The company’s stake in Beijing-based ICBC generated a $517 million pretax loss in 2011 compared with a $747 million gain a year earlier, the firm disclosed on Jan. 18. Goldman Sachs, which acquired its ICBC stock in 2006, doesn’t report other individual stock investments in Asia in its annual filing.
“Investment banks need a healthy profit,” said Mehta. “I don’t think Goldman needs the capital as much as others. It’s certainly not urgent to have a distressed sale on the part of Goldman, but it just reflects they need a healthy profit from this transaction.”
Temasek has been increasing holdings in China Construction Bank Corp. and Bank of China Ltd. as global lenders divest. It bought 3.77 billion shares of China Construction Bank from Bank of America on Nov. 11, increasing its stake in the second-largest Chinese lender by value, and raised its investment in Bank of China, the nation’s fourth biggest, to 7.07 percent from 6.96 percent after buying 97.1 million shares in August.
“Temasek’s underlying strategy is investing in growth areas like China and key sectors like banks and this is essentially an opportunity that came up,” said Song Seng Wun, a regional economist at CIMB Research Pte in Singapore. “Asia is likely to lead the growth in the near-to-middle term, so all these deals are essentially to anchor that, and banks are basically the lifeline and heart of any economy.”
The Singapore investment fund, which managed S$193 billion ($154 billion) as of March 2011, said in a statement today that the purchase will give it a deemed interest of 5.3 percent in the Hong Kong-listed shares of ICBC, which includes stakes held by its units and associates.
ICBC widened its lead as the world’s most profitable lender last month after reporting a 17 percent increase in fourth-quarter net income. The percentage of financial services companies in Temasek’s holdings rose to 36 percent from 35 percent as of March 2011.
Citigroup Inc. last month sold its entire stake in Shanghai Pudong Development Bank Co. nine years after the purchase for an after-tax gain of $349 million.

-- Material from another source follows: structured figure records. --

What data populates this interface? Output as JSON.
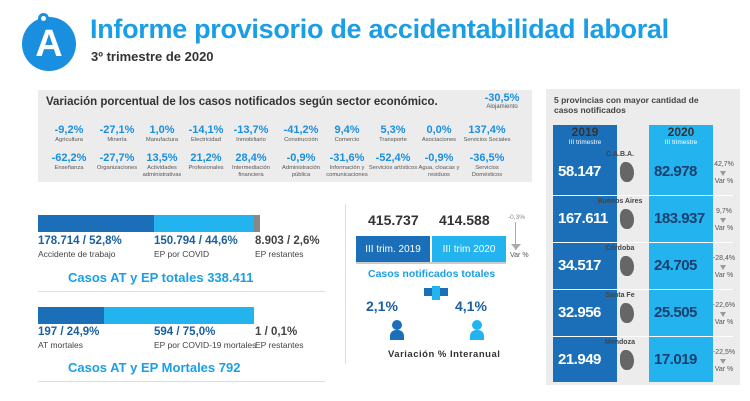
{
  "header": {
    "logo_letter": "A",
    "title": "Informe provisorio de accidentabilidad laboral",
    "subtitle": "3º trimestre de 2020"
  },
  "colors": {
    "primary_blue": "#1a8fe0",
    "light_blue": "#23b4f0",
    "dark_blue": "#1a6fb8",
    "gray_bar": "#888888",
    "panel_gray": "#ececec"
  },
  "sectors": {
    "heading": "Variación porcentual de los casos notificados según sector económico.",
    "alone": {
      "value": "-30,5%",
      "label": "Alojamiento"
    },
    "row1": [
      {
        "value": "-9,2%",
        "label": "Agricultura"
      },
      {
        "value": "-27,1%",
        "label": "Minería"
      },
      {
        "value": "1,0%",
        "label": "Manufactura"
      },
      {
        "value": "-14,1%",
        "label": "Electricidad"
      },
      {
        "value": "-13,7%",
        "label": "Inmobiliario"
      },
      {
        "value": "-41,2%",
        "label": "Construcción"
      },
      {
        "value": "9,4%",
        "label": "Comercio"
      },
      {
        "value": "5,3%",
        "label": "Transporte"
      },
      {
        "value": "0,0%",
        "label": "Asociaciones"
      },
      {
        "value": "137,4%",
        "label": "Servicios Sociales"
      }
    ],
    "row2": [
      {
        "value": "-62,2%",
        "label": "Enseñanza"
      },
      {
        "value": "-27,7%",
        "label": "Organizaciones"
      },
      {
        "value": "13,5%",
        "label": "Actividades administrativas"
      },
      {
        "value": "21,2%",
        "label": "Profesionales"
      },
      {
        "value": "28,4%",
        "label": "Intermediación financiera"
      },
      {
        "value": "-0,9%",
        "label": "Administración pública"
      },
      {
        "value": "-31,6%",
        "label": "Información y comunicaciones"
      },
      {
        "value": "-52,4%",
        "label": "Servicios artísticos"
      },
      {
        "value": "-0,9%",
        "label": "Agua, cloacas y residuos"
      },
      {
        "value": "-36,5%",
        "label": "Servicios Domésticos"
      }
    ]
  },
  "totals_at_ep": {
    "accidente": {
      "value": "178.714 / 52,8%",
      "label": "Accidente de trabajo",
      "share": 0.528
    },
    "covid": {
      "value": "150.794 / 44,6%",
      "label": "EP por COVID",
      "share": 0.446
    },
    "restantes": {
      "value": "8.903 / 2,6%",
      "label": "EP restantes",
      "share": 0.026
    },
    "total_line": "Casos AT y EP totales  338.411"
  },
  "totals_mortales": {
    "at": {
      "value": "197 / 24,9%",
      "label": "AT mortales",
      "share": 0.249
    },
    "covid": {
      "value": "594 / 75,0%",
      "label": "EP por COVID-19 mortales",
      "share": 0.75
    },
    "restantes": {
      "value": "1 / 0,1%",
      "label": "EP restantes",
      "share": 0.001
    },
    "total_line": "Casos AT y EP Mortales  792"
  },
  "trimestres": {
    "value_2019": "415.737",
    "value_2020": "414.588",
    "label_2019": "III trim. 2019",
    "label_2020": "III trim 2020",
    "var_pct": "-0,3%",
    "var_label": "Var %",
    "notif_title": "Casos notificados totales",
    "pct_left": "2,1%",
    "pct_right": "4,1%",
    "interanual": "Variación %  Interanual"
  },
  "provincias": {
    "heading": "5 provincias con mayor cantidad de casos notificados",
    "col_2019": {
      "year": "2019",
      "sub": "III trimestre"
    },
    "col_2020": {
      "year": "2020",
      "sub": "III trimestre"
    },
    "var_label": "Var %",
    "rows": [
      {
        "name": "C.A.B.A.",
        "v2019": "58.147",
        "v2020": "82.978",
        "var": "42,7%"
      },
      {
        "name": "Buenos Aires",
        "v2019": "167.611",
        "v2020": "183.937",
        "var": "9,7%"
      },
      {
        "name": "Córdoba",
        "v2019": "34.517",
        "v2020": "24.705",
        "var": "-28,4%"
      },
      {
        "name": "Santa Fe",
        "v2019": "32.956",
        "v2020": "25.505",
        "var": "-22,6%"
      },
      {
        "name": "Mendoza",
        "v2019": "21.949",
        "v2020": "17.019",
        "var": "-22,5%"
      }
    ]
  }
}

Bank of America sold 10.4 billion shares of China Construction Bank in November for a profit of about $1.8 billion, leaving it with a 1 percent stake.
The overseas firms touted the strategic nature of their investments and pledged to work with their Chinese counterparts on everything from risk management to information systems.
Goldman Sachs will continue to reduce its stake in ICBC because of the capital required to be held against the investment, said Michael Werner, a senior banks analyst at Sanford C Bernstein & Co. in Hong Kong.
The bank “purchased its stake in ICBC when it was a broker-dealer,” said Werner. “Now that it is a bank holding company, which means higher capital requirements and subject to the Dodd-Frank rule, it is much less attractive to hold its stake in ICBC.”
Goldman Sachs converted to a bank holding company and accepted $10 billion in government rescue funds in 2008. The Dodd-Frank Act subjects the largest banks to higher capital requirements.